Existem alternativas ao lar tradicional?
Antes de optar pela institucionalização permanente, poderá ser útil avaliar outras respostas sociais.
Apoio domiciliário
O Serviço de Apoio Domiciliário permite que o idoso permaneça na sua própria casa, recebendo assistência nas atividades diárias, tais como:
- Higiene pessoal;
- Alimentação;
- Tratamento de roupa;
- Administração de medicação;
- Acompanhamento social.
Esta solução pode revelar-se financeiramente mais acessível em situações de menor dependência.
Centro de dia
Os centros de dia constituem uma alternativa intermédia para idosos que necessitam de acompanhamento durante o dia, regressando a casa ao final da tarde.
Além de promoverem a socialização, representam geralmente uma solução menos onerosa do que o internamento permanente.
Como planear financeiramente a entrada num lar?
Sempre que possível, é recomendável iniciar o planeamento financeiro antes de existir uma situação de urgência.
Algumas recomendações incluem:
- Avaliar detalhadamente os rendimentos disponíveis;
- Informar-se sobre apoios sociais existentes;
- Comparar diferentes instituições;
- Solicitar esclarecimentos sobre todos os custos incluídos na mensalidade;
- Envolver toda a família na tomada de decisão.
Uma preparação atempada permite evitar decisões precipitadas e escolher a solução mais adequada às necessidades do idoso.
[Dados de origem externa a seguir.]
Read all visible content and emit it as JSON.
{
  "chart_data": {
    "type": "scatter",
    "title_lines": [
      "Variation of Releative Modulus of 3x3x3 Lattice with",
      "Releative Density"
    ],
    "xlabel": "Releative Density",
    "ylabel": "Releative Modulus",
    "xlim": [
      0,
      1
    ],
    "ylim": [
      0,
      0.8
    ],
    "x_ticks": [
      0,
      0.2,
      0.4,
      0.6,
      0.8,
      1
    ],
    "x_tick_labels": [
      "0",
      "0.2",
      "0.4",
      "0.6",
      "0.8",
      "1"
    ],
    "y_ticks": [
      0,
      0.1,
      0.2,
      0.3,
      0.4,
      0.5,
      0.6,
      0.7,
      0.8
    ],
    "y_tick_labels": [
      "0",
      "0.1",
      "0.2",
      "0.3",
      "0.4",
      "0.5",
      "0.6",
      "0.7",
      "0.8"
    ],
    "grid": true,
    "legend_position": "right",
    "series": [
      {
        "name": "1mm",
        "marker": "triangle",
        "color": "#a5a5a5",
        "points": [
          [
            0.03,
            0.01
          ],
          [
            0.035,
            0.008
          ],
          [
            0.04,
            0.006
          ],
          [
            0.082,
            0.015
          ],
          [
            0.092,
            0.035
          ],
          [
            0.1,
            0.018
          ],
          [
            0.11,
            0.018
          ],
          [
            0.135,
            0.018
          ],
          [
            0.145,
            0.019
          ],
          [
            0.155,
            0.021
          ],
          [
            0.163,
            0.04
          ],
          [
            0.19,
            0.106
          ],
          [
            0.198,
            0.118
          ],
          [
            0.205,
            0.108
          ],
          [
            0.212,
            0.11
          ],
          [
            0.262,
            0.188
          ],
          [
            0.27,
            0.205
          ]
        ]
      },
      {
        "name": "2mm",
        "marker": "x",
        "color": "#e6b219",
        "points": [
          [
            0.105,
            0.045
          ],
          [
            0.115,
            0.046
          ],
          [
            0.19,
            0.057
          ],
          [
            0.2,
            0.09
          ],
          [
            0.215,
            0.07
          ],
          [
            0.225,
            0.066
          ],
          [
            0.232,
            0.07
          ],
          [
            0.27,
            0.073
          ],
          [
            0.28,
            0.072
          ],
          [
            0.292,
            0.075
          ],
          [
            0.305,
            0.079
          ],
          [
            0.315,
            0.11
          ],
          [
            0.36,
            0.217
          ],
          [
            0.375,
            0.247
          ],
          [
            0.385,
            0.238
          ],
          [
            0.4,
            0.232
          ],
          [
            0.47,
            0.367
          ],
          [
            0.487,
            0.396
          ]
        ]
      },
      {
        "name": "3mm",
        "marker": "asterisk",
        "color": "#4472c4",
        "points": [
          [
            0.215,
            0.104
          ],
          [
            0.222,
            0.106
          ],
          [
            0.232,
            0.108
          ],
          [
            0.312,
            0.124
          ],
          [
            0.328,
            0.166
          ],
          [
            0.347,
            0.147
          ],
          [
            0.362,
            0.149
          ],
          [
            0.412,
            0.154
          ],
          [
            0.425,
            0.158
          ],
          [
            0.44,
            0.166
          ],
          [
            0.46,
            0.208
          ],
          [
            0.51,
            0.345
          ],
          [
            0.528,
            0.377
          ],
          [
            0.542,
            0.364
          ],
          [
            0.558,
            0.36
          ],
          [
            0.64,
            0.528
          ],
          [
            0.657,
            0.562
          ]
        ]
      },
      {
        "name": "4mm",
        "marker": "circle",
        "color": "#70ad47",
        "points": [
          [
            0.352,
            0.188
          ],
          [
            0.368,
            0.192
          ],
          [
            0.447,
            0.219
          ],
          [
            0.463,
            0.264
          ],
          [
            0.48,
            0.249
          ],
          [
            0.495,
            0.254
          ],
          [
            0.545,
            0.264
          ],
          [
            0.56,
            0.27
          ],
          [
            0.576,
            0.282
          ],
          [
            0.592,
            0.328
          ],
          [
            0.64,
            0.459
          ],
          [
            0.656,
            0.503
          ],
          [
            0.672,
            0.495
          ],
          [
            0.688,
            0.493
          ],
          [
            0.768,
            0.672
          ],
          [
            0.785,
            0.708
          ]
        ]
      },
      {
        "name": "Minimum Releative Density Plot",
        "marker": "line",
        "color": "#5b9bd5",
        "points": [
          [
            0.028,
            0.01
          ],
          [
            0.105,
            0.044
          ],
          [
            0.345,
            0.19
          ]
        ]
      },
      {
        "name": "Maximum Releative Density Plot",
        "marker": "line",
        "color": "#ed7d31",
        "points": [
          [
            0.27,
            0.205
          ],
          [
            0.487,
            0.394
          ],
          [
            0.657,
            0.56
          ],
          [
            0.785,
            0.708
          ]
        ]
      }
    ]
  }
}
Quando a reforma não chega para pagar um lar de idosos, existem várias possibilidades a considerar. A pensão do idoso continua a ser a principal fonte de financiamento, mas os familiares podem assumir parte dos custos, existindo igualmente apoios sociais e respostas do setor solidário que podem aliviar o esforço financeiro.
Cada situação é única e deve ser analisada individualmente, tendo em conta as necessidades do idoso, os recursos disponíveis e as diferentes alternativas existentes.
Se está à procura de um lar de idosos ou de uma residência sénior adequada às necessidades do seu familiar, informe-se cuidadosamente sobre todas as opções disponíveis e procure aconselhamento especializado para tomar uma decisão segura e consciente.
Perguntas Frequentes (FAQ)
Os filhos são legalmente obrigados a pagar o lar dos pais?
Em determinadas circunstâncias, a legislação portuguesa prevê deveres de assistência entre familiares. Contudo, cada situação deve ser analisada individualmente.
A Segurança Social paga integralmente um lar?
Não. A Segurança Social pode comparticipar determinados serviços ou apoiar através de respostas sociais protocoladas, mas raramente suporta a totalidade dos custos.
O Complemento Solidário para Idosos pode ser usado para pagar o lar?
Sim. Este complemento aumenta o rendimento disponível do idoso e pode ajudar a suportar a mensalidade.
É possível encontrar lares com preços ajustados ao rendimento?
Sim. Algumas IPSS e instituições com acordo de cooperação calculam a mensalidade em função da situação económica do utente.